Tatiana Kochkareva first appeared on our radar back in December with the release of one of the best songs of the holiday season, "Christmas At Home." Today, she's spending Seven Questions In Heaven with us.
Describe your music for our readers who may not be familiar with you.
If you listen to only one song from my album, you will probably get the wrong idea of my music. If I have to put it into words, I can say that it's based on the song first of all and what feeling/idea went behind the song when I wrote it. Real life and humans are what inspire my writing. Because the life circumstances and our mood/state of mind are very changeable, the music becomes somewhat eclectic and each song is different from another. However, the instrumentation, voice, musicians involved in producing/recording/playing pull it all together. Classic rock and art rock is what inspired me in the process of creating this album. That gives the listener a broad spectrum in terms of categorizing it.

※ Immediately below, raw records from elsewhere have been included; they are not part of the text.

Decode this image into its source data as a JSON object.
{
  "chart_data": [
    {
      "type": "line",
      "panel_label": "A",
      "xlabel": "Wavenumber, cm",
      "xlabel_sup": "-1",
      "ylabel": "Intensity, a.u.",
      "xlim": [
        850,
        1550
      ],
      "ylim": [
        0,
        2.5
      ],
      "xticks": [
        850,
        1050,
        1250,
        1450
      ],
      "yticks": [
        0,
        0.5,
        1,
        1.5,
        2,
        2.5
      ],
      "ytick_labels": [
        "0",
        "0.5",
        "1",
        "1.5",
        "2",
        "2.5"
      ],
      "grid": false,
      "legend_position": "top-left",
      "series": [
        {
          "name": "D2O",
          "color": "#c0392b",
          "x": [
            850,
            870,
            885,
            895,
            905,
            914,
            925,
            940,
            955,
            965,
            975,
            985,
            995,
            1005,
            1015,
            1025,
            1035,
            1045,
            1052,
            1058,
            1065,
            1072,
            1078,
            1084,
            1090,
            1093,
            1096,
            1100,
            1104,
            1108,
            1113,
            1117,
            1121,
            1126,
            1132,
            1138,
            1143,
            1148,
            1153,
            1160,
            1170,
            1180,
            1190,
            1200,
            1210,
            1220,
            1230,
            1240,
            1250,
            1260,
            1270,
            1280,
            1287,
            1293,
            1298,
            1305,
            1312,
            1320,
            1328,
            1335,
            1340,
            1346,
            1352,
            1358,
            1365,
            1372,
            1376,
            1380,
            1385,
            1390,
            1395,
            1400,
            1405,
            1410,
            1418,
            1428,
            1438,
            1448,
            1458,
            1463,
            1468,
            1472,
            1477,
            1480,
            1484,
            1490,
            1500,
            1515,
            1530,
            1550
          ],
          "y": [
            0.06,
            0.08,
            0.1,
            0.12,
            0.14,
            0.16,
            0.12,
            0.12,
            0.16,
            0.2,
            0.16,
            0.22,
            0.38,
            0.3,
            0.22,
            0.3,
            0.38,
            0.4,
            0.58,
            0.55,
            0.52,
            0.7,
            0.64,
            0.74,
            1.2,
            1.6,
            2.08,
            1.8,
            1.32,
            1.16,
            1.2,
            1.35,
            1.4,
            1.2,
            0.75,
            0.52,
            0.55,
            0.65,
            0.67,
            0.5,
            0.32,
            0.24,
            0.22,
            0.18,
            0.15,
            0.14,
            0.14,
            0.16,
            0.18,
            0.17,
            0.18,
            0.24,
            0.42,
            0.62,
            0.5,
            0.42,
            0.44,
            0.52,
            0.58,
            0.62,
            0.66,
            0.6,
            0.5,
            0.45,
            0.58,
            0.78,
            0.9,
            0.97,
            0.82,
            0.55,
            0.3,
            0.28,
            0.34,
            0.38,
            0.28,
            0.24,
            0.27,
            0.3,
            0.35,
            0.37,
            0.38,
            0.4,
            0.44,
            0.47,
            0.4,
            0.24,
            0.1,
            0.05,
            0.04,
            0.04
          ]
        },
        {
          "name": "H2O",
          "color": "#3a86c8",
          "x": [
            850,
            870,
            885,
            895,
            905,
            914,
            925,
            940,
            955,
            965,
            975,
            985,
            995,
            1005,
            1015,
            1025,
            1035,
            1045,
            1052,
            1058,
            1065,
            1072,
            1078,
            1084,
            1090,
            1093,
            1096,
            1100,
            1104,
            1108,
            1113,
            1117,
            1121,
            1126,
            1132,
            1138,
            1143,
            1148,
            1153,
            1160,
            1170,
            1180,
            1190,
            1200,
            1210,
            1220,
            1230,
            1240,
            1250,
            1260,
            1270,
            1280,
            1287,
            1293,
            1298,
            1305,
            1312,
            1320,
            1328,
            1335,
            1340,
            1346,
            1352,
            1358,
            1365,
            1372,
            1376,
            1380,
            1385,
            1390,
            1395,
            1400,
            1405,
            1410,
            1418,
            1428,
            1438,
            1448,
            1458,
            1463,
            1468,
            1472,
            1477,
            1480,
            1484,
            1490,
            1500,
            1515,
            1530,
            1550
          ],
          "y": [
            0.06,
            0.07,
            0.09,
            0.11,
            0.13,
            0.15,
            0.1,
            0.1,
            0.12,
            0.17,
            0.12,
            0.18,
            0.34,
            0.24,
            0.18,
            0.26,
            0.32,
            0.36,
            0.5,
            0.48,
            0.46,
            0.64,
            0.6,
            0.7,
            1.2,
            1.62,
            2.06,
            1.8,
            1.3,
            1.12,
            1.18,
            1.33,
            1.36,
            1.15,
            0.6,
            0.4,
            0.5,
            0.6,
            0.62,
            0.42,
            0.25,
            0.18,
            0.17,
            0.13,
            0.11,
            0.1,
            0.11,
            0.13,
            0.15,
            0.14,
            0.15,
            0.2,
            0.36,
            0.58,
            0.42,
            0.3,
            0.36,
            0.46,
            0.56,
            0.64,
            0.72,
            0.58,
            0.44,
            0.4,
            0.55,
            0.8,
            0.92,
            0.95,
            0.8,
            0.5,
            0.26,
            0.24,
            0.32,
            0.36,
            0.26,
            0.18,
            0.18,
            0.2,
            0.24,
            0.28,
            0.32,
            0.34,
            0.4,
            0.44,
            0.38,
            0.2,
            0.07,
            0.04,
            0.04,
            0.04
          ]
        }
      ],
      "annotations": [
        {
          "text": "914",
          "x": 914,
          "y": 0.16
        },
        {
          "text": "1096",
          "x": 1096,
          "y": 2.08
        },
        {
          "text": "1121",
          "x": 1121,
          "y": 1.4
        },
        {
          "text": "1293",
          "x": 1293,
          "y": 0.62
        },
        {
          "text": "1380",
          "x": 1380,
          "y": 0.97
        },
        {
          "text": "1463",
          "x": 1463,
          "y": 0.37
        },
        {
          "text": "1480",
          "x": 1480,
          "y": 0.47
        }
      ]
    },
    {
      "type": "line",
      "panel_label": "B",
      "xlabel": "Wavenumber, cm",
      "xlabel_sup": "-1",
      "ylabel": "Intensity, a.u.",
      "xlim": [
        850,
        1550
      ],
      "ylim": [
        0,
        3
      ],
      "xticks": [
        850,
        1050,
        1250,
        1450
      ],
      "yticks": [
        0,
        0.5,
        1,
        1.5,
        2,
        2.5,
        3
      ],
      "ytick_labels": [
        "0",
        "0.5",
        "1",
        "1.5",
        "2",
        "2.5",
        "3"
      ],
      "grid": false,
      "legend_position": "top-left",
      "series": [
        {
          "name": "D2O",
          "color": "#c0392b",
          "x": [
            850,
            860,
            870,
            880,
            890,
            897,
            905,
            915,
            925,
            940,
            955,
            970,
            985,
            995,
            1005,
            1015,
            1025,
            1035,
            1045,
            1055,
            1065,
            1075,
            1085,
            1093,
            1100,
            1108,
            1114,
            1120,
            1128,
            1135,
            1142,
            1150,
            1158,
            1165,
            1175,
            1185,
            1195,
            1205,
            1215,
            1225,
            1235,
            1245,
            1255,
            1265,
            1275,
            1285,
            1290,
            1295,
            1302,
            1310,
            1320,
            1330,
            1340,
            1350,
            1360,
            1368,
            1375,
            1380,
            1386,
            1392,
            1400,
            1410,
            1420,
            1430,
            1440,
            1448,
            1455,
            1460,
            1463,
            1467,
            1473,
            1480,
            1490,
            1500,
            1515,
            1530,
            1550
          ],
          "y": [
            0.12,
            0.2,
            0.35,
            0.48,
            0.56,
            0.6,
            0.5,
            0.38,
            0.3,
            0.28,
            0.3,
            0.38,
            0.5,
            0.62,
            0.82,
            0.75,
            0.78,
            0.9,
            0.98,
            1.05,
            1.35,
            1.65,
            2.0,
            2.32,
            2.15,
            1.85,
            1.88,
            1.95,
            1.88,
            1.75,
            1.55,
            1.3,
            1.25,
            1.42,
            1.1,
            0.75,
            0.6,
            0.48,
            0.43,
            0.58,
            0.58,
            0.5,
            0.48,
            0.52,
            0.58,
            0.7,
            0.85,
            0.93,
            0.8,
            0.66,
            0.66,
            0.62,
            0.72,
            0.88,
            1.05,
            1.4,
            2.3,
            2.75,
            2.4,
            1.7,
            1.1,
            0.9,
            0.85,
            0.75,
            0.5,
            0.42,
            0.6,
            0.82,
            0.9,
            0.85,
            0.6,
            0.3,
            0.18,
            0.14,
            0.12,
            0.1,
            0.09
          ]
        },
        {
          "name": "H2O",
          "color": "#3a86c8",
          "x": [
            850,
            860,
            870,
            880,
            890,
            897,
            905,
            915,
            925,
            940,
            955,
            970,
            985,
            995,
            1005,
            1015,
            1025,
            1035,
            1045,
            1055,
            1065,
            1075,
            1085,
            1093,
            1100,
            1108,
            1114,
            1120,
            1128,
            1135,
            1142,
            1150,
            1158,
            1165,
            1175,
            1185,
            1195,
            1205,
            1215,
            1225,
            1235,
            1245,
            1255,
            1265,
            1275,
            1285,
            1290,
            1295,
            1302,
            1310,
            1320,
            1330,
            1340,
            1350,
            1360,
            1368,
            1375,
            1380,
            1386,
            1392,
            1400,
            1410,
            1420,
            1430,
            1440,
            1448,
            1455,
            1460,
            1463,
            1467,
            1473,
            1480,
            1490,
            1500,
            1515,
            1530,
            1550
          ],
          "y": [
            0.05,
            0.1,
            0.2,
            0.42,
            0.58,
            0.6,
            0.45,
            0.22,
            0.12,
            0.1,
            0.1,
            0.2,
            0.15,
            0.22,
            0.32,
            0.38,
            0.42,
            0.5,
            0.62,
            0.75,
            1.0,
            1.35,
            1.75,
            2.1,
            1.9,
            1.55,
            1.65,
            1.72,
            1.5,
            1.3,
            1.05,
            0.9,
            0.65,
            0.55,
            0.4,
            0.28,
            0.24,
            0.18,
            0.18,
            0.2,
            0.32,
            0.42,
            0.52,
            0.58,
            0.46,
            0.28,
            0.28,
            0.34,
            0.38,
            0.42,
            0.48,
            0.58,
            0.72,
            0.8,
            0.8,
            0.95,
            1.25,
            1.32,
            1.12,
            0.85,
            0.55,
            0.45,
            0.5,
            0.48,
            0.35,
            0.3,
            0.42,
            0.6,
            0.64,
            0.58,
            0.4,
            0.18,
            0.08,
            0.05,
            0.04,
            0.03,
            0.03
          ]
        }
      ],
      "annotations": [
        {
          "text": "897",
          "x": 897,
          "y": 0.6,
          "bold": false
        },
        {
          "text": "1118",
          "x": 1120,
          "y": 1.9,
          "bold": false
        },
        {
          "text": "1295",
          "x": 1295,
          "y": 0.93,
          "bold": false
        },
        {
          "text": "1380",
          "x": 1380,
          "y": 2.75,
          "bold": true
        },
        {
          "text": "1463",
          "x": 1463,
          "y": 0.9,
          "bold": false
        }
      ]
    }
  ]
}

Who are your musical influences and idols?
Pink Floyd, Queen, Nina Simone, Jeff Buckley, Radiohead.
What was the first album, cassette, or CD you bought with your own money?
That would be Fiona Apple's "When The Pawn..."
I love your voice and think it's one of the most unique I've ever heard. When and how did you first discover that you had such a distinctive voice?
Thank you. I remember one time I went to an audition that was held at a famous Russian music school and I performed a song in a very low key (which I didn't think was low). And the head of the vocal department pulled me aside and said that I should be her student and she also said that low voices like mine were very rare. There was also another occasion which I find a bit funny. My mom and I somehow ended up going to a laryngologist for the first time. She just looked at my vocal chords without even hearing me sing and she said that I had a rare voice.
What can listeners expect from your upcoming album, Infinity?
Those listeners who have heard my music before will probably hear a certain departure from what I used to sound like. I pre-produced the songs on my computer at home before I sent them to my really good friend Jeff Berner who played/recorded/produced this record with me. Then he and I sat down and talked about each song and how we wanted it to sound. He put in a great deal of his artistic vision into the record. Together we gathered different musicians from contrasting backgrounds (jazz, rock, pop) and had them contribute musically to the record while simultaneously fitting the vision that Jeff and I have created.
You can expect a lot of distortion on pretty much every instrument we used, guitars, some electronic elements, but mostly my commitment to writing music that is heartfelt.
You're originally from Moscow. Is it difficult to carve out a career as a musician in Russia?
If you have an artistic vision that doesn't necessarily go with what is popular in Russia, it can be very hard. There are new independent artists making it happen though. So anything is possible, but it is very hard. It isn't easy to be a musician anywhere. If you know of a place where it is easy, let me know! I'll certainly pay them a visit.
You released what I felt was one of the best songs of the past holiday season, "Christmas At Home," and also covered "Jingle Bells" on a 2006 compilation album. What draws you to Christmas music?
Thank you! Christmas music is fun. The previous sentence could be a sarcastic statement as well. "Jingle Bells" was a pretty straightforward jazz interpretation though musically it was different (different meter, etc.) and it was just a pleasant experience to be a part of. "Christmas At Home" was my reaction to the happy and jolly way of writing Christmas music. First of all, not being sarcastic, there is a lot of beautiful Christmas music out there, and it is a great occasion to contribute to the list. However, you could also completely turn it all around and make it bitter. That, I think, is what makes it interesting.